Al di fuori della fibrosi cistica, in Paesi con scarse risorse economiche, la deficienza di zinco può effettivamente esser causa di un aumentato rischio di scarso accrescimento ed è di solito associata a malnutrizione e/o a deficit di altri oligoelementi. Di solito in Paesi con adeguate risorse economiche si osservano solo lievi e transitorie deficienze di zinco.
Per quanto riguarda le persone con fibrosi cistica, alcuni studi hanno evidenziato livelli di zinco significativamente più bassi rispetto alla norma. Le possibili cause includono l'ispessimento delle secrezioni nell'apparato digerente e respiratorio, una possibile maggiore perdita attraverso la saliva e l'espettorato (questa ipotesi è poco probabile considerata l’età del bambino). Una moderata carenza di zinco può comparire in situazioni in cui si verifica malassorbimento e steatorrea. Una carenza di zinco è stata documentata nella prima infanzia in bambini diagnosticati con screening neonatale, prima dell’inizio della terapia con enzimi pancreatici.
Uno studio nord-americano ha ipotizzato che livelli bassi di zinco potrebbero influenzare la crescita, ma nella casistica studiata le analisi statistiche non hanno confermato questa correlazione.
Considerato che il livello di zinco circolante in FC potrebbe anche non riflettere una reale carenza di questo elemento nell’organismo, le linee guida nord-americane per il trattamento della FC sollevano dubbi sulla reale utilità del dosaggio routinario di questo oligoelemento.
Indipendentemente dall’esecuzione di dosaggi ematici e in assenza di studi finalizzati a evidenziare gli effetti della supplementazione di zinco, di solito viene consigliato un apporto per via orale per brevi periodi solo in caso di persistente deficit ponderale nonostante adeguati apporti calorici e supplementazione ottimale di estratto pancreatico.

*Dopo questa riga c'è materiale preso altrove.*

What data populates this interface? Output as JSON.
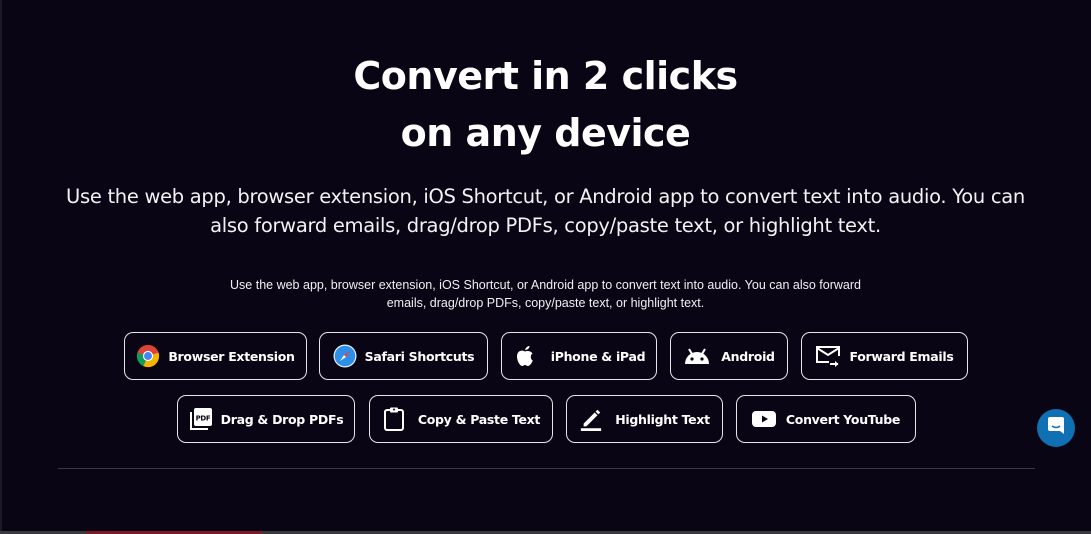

L’uso prolungato di supplementi di zinco non è comunque consigliabile.
L’impatto dell’uso di modulatori sul metabolismo dei micronutrienti non è al momento ben conosciuto, ma i benefici determinati dai modulatori appaiono complessivamente superiori rispetto a livelli ematici di zinco al di sotto dei valori soglia.
In sostanza, l’impatto della carenza di zinco sulla crescita staturale di bambini con FC non è accertato. Consigliamo di proseguire un attento programma di follow-up che associ le competenze del Centro FC di riferimento con quelle dell’endocrinologo di fiducia.